Bill Clinton läßt die Säbel rasseln

Trotz europäischer Proteste unterzeichnet der US-Präsident Sanktionsgesetze gegen Iran und Libyen. Im Pentagon wird derweil über einen Luftangriff auf den Iran nachgedacht  ■ Aus Washington Andrea Böhm

Kaum war die olympische Fahne in Atlanta eingerollt und das heitere Zusammentreffen der Nationen mit dem vielbejubelten K.o. eines kubanischen Boxers zu Ende gegangen, da sorgte US-Präsident Bill Clinton für neuen Ärger bei den westlichen Verbündeten und für Spekulationen über eine mögliche militärische Konfrontation mit dem Iran: Mit dem mittlerweile üblichen TV-Zeremoniell unterzeichnete Clinton gestern ein Gesetz, das US-Sanktionen gegen ausländische Firmen vorsieht, die in die Ölindustrie Libyens oder des Irans investieren.

An seiner Seite hatte der Präsident Angehörige der 279 Todesopfer jener Pan-Am-Maschine versammelt, die 1988 nach einer Bombenexplosion über dem schottischen Dorf Lockerbie abstürzte. Als Verantwortliche haben US- amerikanische und britische Ermittlungsbehörden zwei libysche Offiziere ausgemacht, deren Auslieferung Libyens Staatschef Muammar al-Gaddafi verweigert.

Mehr noch als Libyen gilt der Iran in den Augen der Clinton-Administration als Logistik- und Ausbildungszentrum für Terroristen. Die Zeitung USA Today hatte am Freitag berichtet, amerikanische Geheimdienste hätten im Iran elf Ausbildungslager für Terroristen ausgemacht. Der britische Sunday Telegraph berichtete am Sonntag gar von Vorbereitungen für einen US-Luftangriff auf iranische Stellungen. Ein rundes Dutzend potentielle Ziele sollen US-Militärs bereits ausgemacht haben: über das gesamte Land verstreute Militär- und Industrieeinrichtungen.

Das Zeremoniell im Weißen Haus vollzog sich inmitten teils wüster Spekulationen über bevorstehende militärische Vergeltungsaktionen gegen den Iran als Drahtzieher der Bombenattentate auf amerikanische Militäreinrichtungen in Saudi-Arabien sowie des Absturzes einer TWA-Verkehrsmaschine vor der Küste von Long Island, bei dem am 17. Juli 230 Menschen ums Leben gekommen waren. US-Verteidigungsminister William Perry hatte am Freitag erklärt, bei dem Zünder und dem Sprengstoff der Autobombe, mit der im Juli 19 US- Soldaten auf einem US-Stützpunkt in Dahran getötet worden waren, handele es sich um Materialien aus Militärbeständen. Dies lasse die Vermutung zu, die Attentäter hätten mit der Unterstützung einer ausländischen Regierung gehandelt. Perry nannte den Iran und den Irak als Hauptverdächtige.
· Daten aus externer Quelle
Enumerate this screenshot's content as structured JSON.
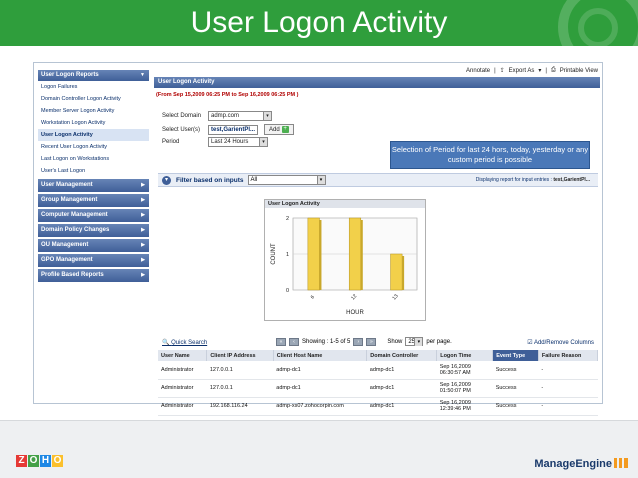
{
  "slide": {
    "title": "User Logon Activity"
  },
  "footer": {
    "zoho": [
      "Z",
      "O",
      "H",
      "O"
    ],
    "zoho_colors": [
      "#e53935",
      "#43a047",
      "#1e88e5",
      "#fbc02d"
    ],
    "manageengine": "ManageEngine"
  },
  "topbar": {
    "annotate": "Annotate",
    "export": "Export As",
    "printable": "Printable View",
    "sep": "|"
  },
  "sidebar": {
    "reports_head": "User Logon Reports",
    "items": [
      "Logon Failures",
      "Domain Controller Logon Activity",
      "Member Server Logon Activity",
      "Workstation Logon Activity",
      "User Logon Activity",
      "Recent User Logon Activity",
      "Last Logon on Workstations",
      "User's Last Logon"
    ],
    "sections": [
      "User Management",
      "Group Management",
      "Computer Management",
      "Domain Policy Changes",
      "OU Management",
      "GPO Management",
      "Profile Based Reports"
    ]
  },
  "content": {
    "head": "User Logon Activity",
    "date_range": "(From Sep 15,2009 06:25 PM to Sep 16,2009 06:25 PM )",
    "domain_label": "Select Domain",
    "domain_value": "admp.com",
    "users_label": "Select User(s)",
    "users_value": "test,GarientPl...",
    "add_label": "Add",
    "period_label": "Period",
    "period_value": "Last 24 Hours"
  },
  "callout": {
    "text": "Selection of Period for last 24 hors, today, yesterday or any custom period is possible"
  },
  "filter": {
    "label": "Filter based on inputs",
    "value": "All",
    "info_prefix": "Displaying report for input entries :",
    "info_value": "test,GarientPl..."
  },
  "chart_data": {
    "type": "bar",
    "title": "User Logon Activity",
    "xlabel": "HOUR",
    "ylabel": "COUNT",
    "categories": [
      "6",
      "12",
      "13"
    ],
    "values": [
      2,
      2,
      1
    ],
    "ylim": [
      0,
      2
    ],
    "yticks": [
      "0",
      "1",
      "2"
    ],
    "color": "#f2d04a",
    "grid": true
  },
  "table": {
    "quick_search": "Quick Search",
    "showing": "Showing : 1-5 of 5",
    "show_label": "Show",
    "show_value": "25",
    "per_page": "per page.",
    "add_remove": "Add/Remove Columns",
    "columns": [
      "User Name",
      "Client IP Address",
      "Client Host Name",
      "Domain Controller",
      "Logon Time",
      "Event Type",
      "Failure Reason"
    ],
    "sorted_column": 5,
    "rows": [
      [
        "Administrator",
        "127.0.0.1",
        "admp-dc1",
        "admp-dc1",
        "Sep 16,2009 06:30:57 AM",
        "Success",
        "-"
      ],
      [
        "Administrator",
        "127.0.0.1",
        "admp-dc1",
        "admp-dc1",
        "Sep 16,2009 01:50:07 PM",
        "Success",
        "-"
      ],
      [
        "Administrator",
        "192.168.116.24",
        "admp-xs07.zohocorpin.com",
        "admp-dc1",
        "Sep 16,2009 12:39:46 PM",
        "Success",
        "-"
      ]
    ]
  }
}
Bereits vor mehreren Wochen hatte der Verteidigungsminister bei einer Kongreßanhörung „Vergeltung“ angedroht, falls eine Regierung hinter den Anschlägen von Saudi-Arabien stehe. Perry erklärte gleichzeitig, daß es keinerlei Anzeichen für einen Zusammenhang zwischen den Anschlägen in Saudi-Arabien und dem Absturz der TWA-Maschine gebe. Bislang haben die Ermittler des FBI und der „Nationalen Behörde für Verkehrssicherheit“ noch keine Absturzursache ausmachen können. Eine Bombenexplosion an Bord gilt nach Aussagen ungenannter FBI-Ermittler gegenüber Journalisten am wahrscheinlichsten.

Irans Außenminister Ali Akbar Welajati wies die Vorwürfe der US-Regierung zurück. Die Beschuldigungen könnten „gefährliche Folgen für den Weltfrieden“ haben. In einem Brief an UN-Generalsekretär Butros Butros Ghali schrieb Welajati, es sei „die Pflicht der Vereinten Nationen, die gefährlichen Folgen dieser unverantwortlichen Äußerungen Washingtons zu verhindern“. Die Beschuldigungen seien „eine Beleidigung der nationalen Souveränität unseres Landes und ein Zeichen von Staatsterrorismus“.

Die französische Regierung warnte die USA gestern vor Gegenmaßnahmen für den Fall, daß durch die von Clinton unterzeichneten Sanktionsgesetze französischen Firmen Schäden entstehen. „Wir arbeiten aktiv mit unseren Partnern in der Europäischen Union zusammen, um eine angemessene Antwort auf die Inkraftsetzung dieses Gesetzes vorzubereiten“, erklärte gestern ein Sprecher des Außenministeriums in Paris.